The absolute most important question about any test result is what it actually means. The first sentence of the first chapter of The Standards for Educational and Psychological Testing point to "the degree to which evidence and theory support the interpretations of test scores for proposed uses of tests,” and calls this validity.
To understand what a test result means, we have to understand what it measures in the aggregate—which means we have to understand what it means on the item-level. There is no magic that can make a whole measure something that the individual items do not. There’s no way to figure out what that overlap of a bunch of disparate items means, as the non-overlap creates huge errors and if you do not know what individual items measure you cannot figure out what the overlap measures.
This is the question of item alignment. What do the items—the building block of any assessment—actually measure. Do they actually measure what they are supposed to measure? How do we figure that out? What are the common pitfalls and mistakes that can undermine such investigations?
The last couple of years have seen a huge increase in interest in AI-generated items, sometimes what a human-in-the-loop and sometimes not. We’ve read papers and seen presentations, but the evaluation of what these item actually measure has been…disappointing. We’ve seen the same mistakes that novice content development professionals learn not to make repeated as though they are standard practice. For example, many AI researchers in educational measurement only evaluate the stem of a multiple choice question without considering the answer options or the cognitive paths that might lead to an incorrect answer. Again and again, researchers who do not understand how potential test takers learn particular material or the mistakes they actually make offer their less-than-expert opinions on the KSAs the an item requires.

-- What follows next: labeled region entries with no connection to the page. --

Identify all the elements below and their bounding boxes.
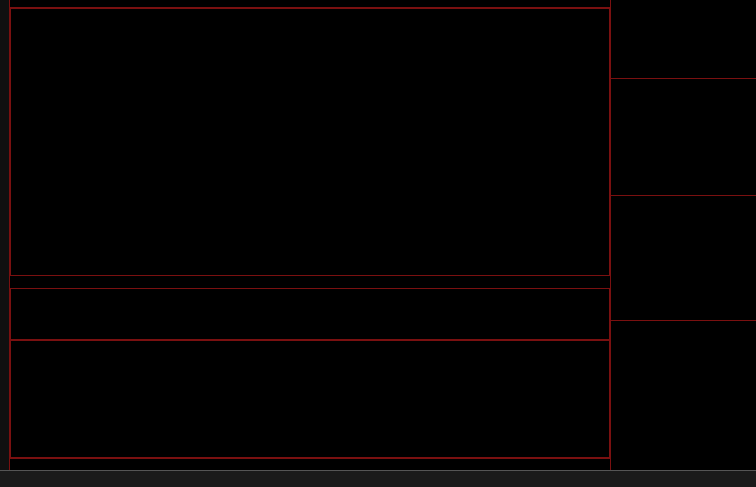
panel-divider: [611, 320, 756, 321]
bottom-tab-bar: [0, 470, 756, 487]
quote-side-panel: [610, 0, 756, 470]
candlestick-panel: [10, 8, 610, 276]
panel-divider: [611, 195, 756, 196]
top-toolbar: [10, 0, 610, 8]
volume-panel: [10, 288, 610, 340]
panel-divider: [611, 78, 756, 79]
candlestick-chart-area: [11, 9, 609, 275]
indicator-panel: [10, 340, 610, 458]
volume-chart-area: [11, 289, 609, 339]
indicator-chart-area: [11, 341, 609, 457]
sidebar: [0, 0, 10, 470]
x-axis: [10, 458, 610, 470]
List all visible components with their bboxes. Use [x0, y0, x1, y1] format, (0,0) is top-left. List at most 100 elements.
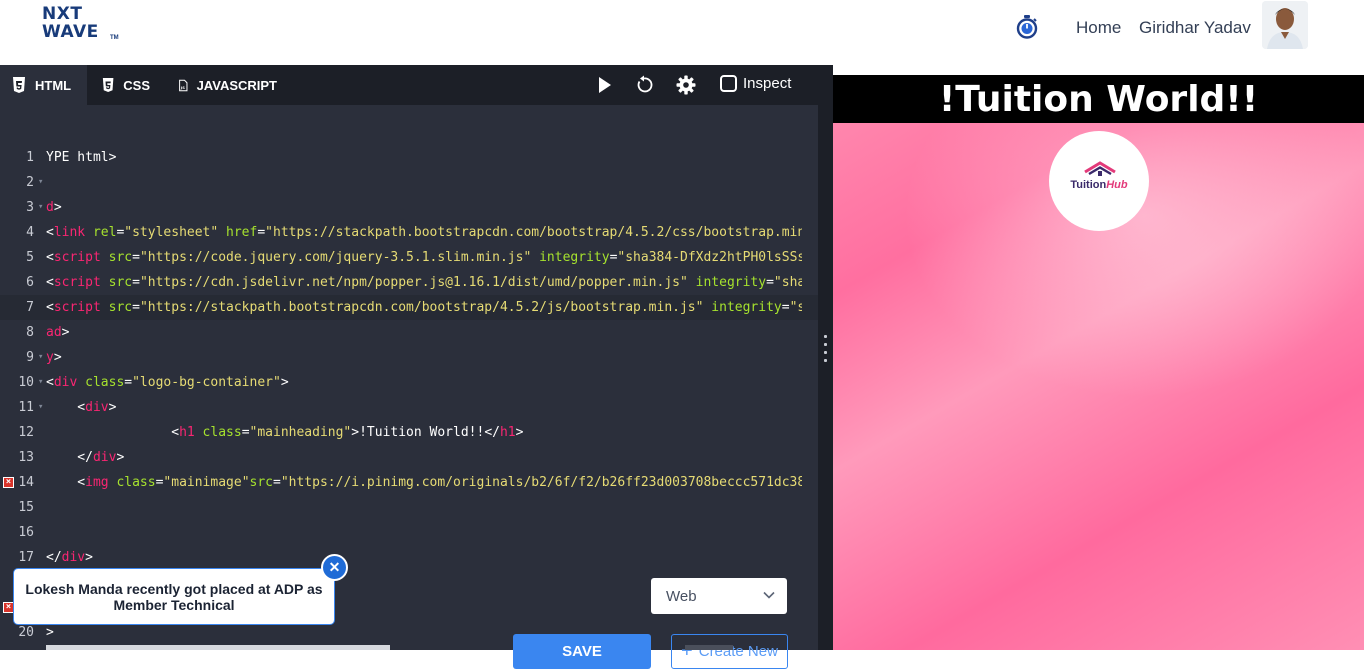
code-line[interactable]: 8 ad>: [0, 320, 818, 345]
code-text: <script src="https://stackpath.bootstrap…: [46, 295, 802, 320]
code-token: h1: [499, 425, 516, 440]
code-token: div: [53, 375, 78, 390]
code-line[interactable]: 1 YPE html>: [0, 145, 818, 170]
code-token: src: [108, 250, 133, 265]
code-token: >: [53, 200, 62, 215]
line-number: 14: [18, 475, 34, 490]
output-preview: !Tuition World!! TuitionHub: [833, 75, 1364, 650]
code-token: =: [781, 300, 790, 315]
code-text: ad>: [46, 320, 802, 345]
html5-icon: [13, 77, 25, 93]
line-number: 12: [18, 425, 34, 440]
horizontal-scrollbar[interactable]: [46, 645, 390, 650]
code-token: =: [132, 275, 140, 290]
code-line[interactable]: 15: [0, 495, 818, 520]
code-line[interactable]: 2 ▾: [0, 170, 818, 195]
tab-css[interactable]: CSS: [90, 65, 162, 105]
code-line[interactable]: 4 <link rel="stylesheet" href="https://st…: [0, 220, 818, 245]
line-number: 5: [26, 250, 34, 265]
inspect-toggle[interactable]: Inspect: [720, 75, 791, 92]
code-token: "sha384-DfXdz2htPH0lsSSs5: [617, 250, 802, 265]
code-token: =: [273, 475, 281, 490]
logo-line-1: NXT: [42, 4, 83, 24]
user-name[interactable]: Giridhar Yadav: [1139, 18, 1251, 38]
tab-html[interactable]: HTML: [0, 65, 87, 105]
code-token: <: [46, 475, 86, 490]
code-token: ad: [46, 325, 62, 340]
code-line[interactable]: 7 <script src="https://stackpath.bootstra…: [0, 295, 818, 320]
code-token: integrity: [695, 275, 767, 290]
css3-icon: [102, 77, 114, 93]
logo-text-tuition: Tuition: [1070, 179, 1107, 191]
code-token: integrity: [539, 250, 610, 265]
code-token: =: [132, 300, 140, 315]
fold-arrow-icon[interactable]: ▾: [38, 170, 43, 195]
code-line[interactable]: 17 </div>: [0, 545, 818, 570]
chevron-down-icon: [763, 591, 775, 599]
code-token: href: [226, 225, 258, 240]
line-number: 17: [18, 550, 34, 565]
inspect-checkbox[interactable]: [720, 75, 737, 92]
line-number: 8: [26, 325, 34, 340]
top-navbar: NXT WAVE TM Home Giridhar Yadav: [0, 0, 1364, 65]
nav-home-link[interactable]: Home: [1076, 18, 1121, 38]
code-token: YPE html>: [46, 150, 117, 165]
toast-close-button[interactable]: ✕: [321, 554, 348, 581]
settings-gear-icon[interactable]: [676, 75, 696, 95]
js-file-icon: JS: [179, 79, 188, 91]
code-text: <script src="https://code.jquery.com/jqu…: [46, 245, 802, 270]
preview-heading: !Tuition World!!: [833, 75, 1364, 123]
line-number: 4: [26, 225, 34, 240]
create-new-button[interactable]: + Create New: [671, 634, 788, 669]
code-line[interactable]: 11 ▾ <div>: [0, 395, 818, 420]
panel-resize-handle[interactable]: [818, 65, 833, 650]
tab-javascript[interactable]: JS JAVASCRIPT: [167, 65, 289, 105]
fold-arrow-icon[interactable]: ▾: [38, 395, 43, 420]
code-token: >: [53, 350, 62, 365]
code-line[interactable]: 6 <script src="https://cdn.jsdelivr.net/n…: [0, 270, 818, 295]
code-token: >: [61, 325, 70, 340]
inspect-label: Inspect: [743, 75, 792, 92]
code-text: d>: [46, 195, 802, 220]
device-select-value: Web: [666, 587, 697, 605]
code-line[interactable]: 3 ▾ d>: [0, 195, 818, 220]
code-token: <: [46, 250, 54, 265]
code-line[interactable]: 13 </div>: [0, 445, 818, 470]
code-line[interactable]: × 14 <img class="mainimage"src="https://i…: [0, 470, 818, 495]
code-text: <script src="https://cdn.jsdelivr.net/np…: [46, 270, 802, 295]
nxtwave-logo[interactable]: NXT WAVE TM: [42, 6, 122, 46]
fold-arrow-icon[interactable]: ▾: [38, 345, 43, 370]
code-token: "https://code.jquery.com/jquery-3.5.1.sl…: [139, 250, 532, 265]
house-roof-icon: [1084, 161, 1116, 176]
code-token: >: [108, 400, 117, 415]
code-text: <h1 class="mainheading">!Tuition World!!…: [46, 420, 802, 445]
stopwatch-icon[interactable]: [1015, 14, 1039, 40]
device-select[interactable]: Web: [651, 578, 787, 614]
code-line[interactable]: 9 ▾ y>: [0, 345, 818, 370]
run-play-icon[interactable]: [594, 75, 614, 95]
code-token: =: [241, 425, 250, 440]
code-token: >: [116, 450, 125, 465]
code-token: script: [53, 275, 101, 290]
code-token: img: [85, 475, 109, 490]
code-line[interactable]: 16: [0, 520, 818, 545]
code-token: "sh: [789, 300, 802, 315]
code-token: </: [46, 550, 62, 565]
code-token: class: [85, 375, 125, 390]
code-token: "mainimage": [163, 475, 250, 490]
user-avatar[interactable]: [1262, 1, 1308, 49]
code-line[interactable]: 10 ▾ <div class="logo-bg-container">: [0, 370, 818, 395]
code-token: class: [202, 425, 242, 440]
save-button[interactable]: SAVE: [513, 634, 651, 669]
code-line[interactable]: 5 <script src="https://code.jquery.com/jq…: [0, 245, 818, 270]
code-token: <: [46, 300, 54, 315]
code-token: </: [46, 450, 93, 465]
horizontal-scrollbar-thumb[interactable]: [685, 645, 733, 650]
fold-arrow-icon[interactable]: ▾: [38, 195, 43, 220]
code-line[interactable]: 12 <h1 class="mainheading">!Tuition Worl…: [0, 420, 818, 445]
fold-arrow-icon[interactable]: ▾: [38, 370, 43, 395]
reset-icon[interactable]: [634, 75, 654, 95]
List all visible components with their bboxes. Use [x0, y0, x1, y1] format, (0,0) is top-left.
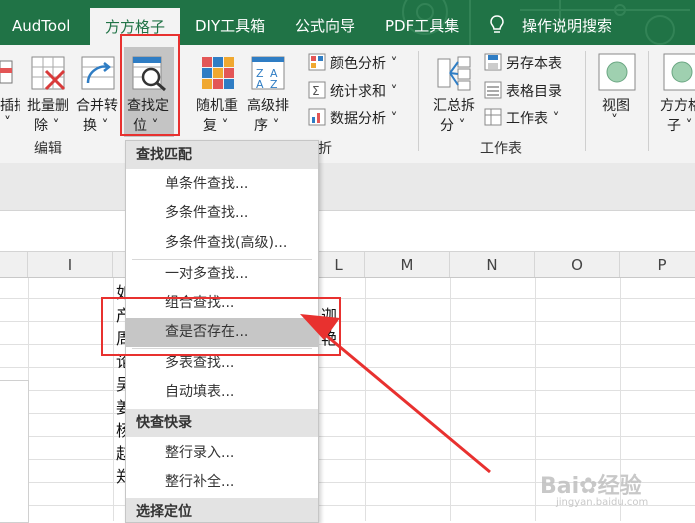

When challenged on this, they told me that they couldn’t find anything in the literature on item alignment. So, I spent a very frustrating few weeks going through the educational measurement literature and texts to see what it had to offer on this question. And they were right. Quite a bit on blueprint- test- or form-alignment. Some dimensions of what might considered (e.g., Webb) when rolling up item alignment decisions into test alignment determinations, but nothing on how to make those item-level judgments. There simply is not a literature on item alignment.
But AI generated items are useless if they do not actually measure what they are supposed to measure. Bad building blocks cannot fulfill the requirements of test blueprints and can produce indecipherable test results. Well, they could produce fraudulent test results that simply do not report on what they claim to report, and suggest inferences for which there simply is not sufficient evidence or theory to support.
So, here is a review of item alignment. Here are the basic considerations of how to determine whether an item is aligned to its alignment reference—be it a standard, an assessment target or something else. If we going to be evaluating the potential of AI-generate items, we really need to be rigorous in our evaluation of the products they provide—the items!
Item Alignment: Understanding the Quality of the Evidence that Items Elicit
Alignment—the mapping between test items and their intended constructs—is central to test validation but remains understudied at the micro level of individual items. This paper examines how judgments about item alignment are made in practice, analyzing five common misconceptions: ignoring item modality, ignoring alternative cognitive paths, ignoring additional KSAs, lack of deep expertise with the domain model, and failing to consider the diverse range of test takers. We frame these issues using Type I (false positive) and Type II (false negative) errors in inferences about test-taker proficiency at the micro-level of individual alignment references (e.g., standards). We further explore the nature and impact of different sources of additional KSAs. The paper further examines challenges in alignment within a standard, including difficulty, learning pathways, components of complex standards, and text complexity. Despite the importance of targeting the core rather than margins of standards, numerous factors incentivize alignment with the less important margins of a standard, including ease of item development, psychometric pressures, and naïve misreadings of standards by non-experts. We argue that improved alignment requires recognizing the distinct requirements of large-scale standardized assessment and bridging disciplinary training gaps between psychometric perspectives and content development expertise to improve the quality of evidence elicited by test items.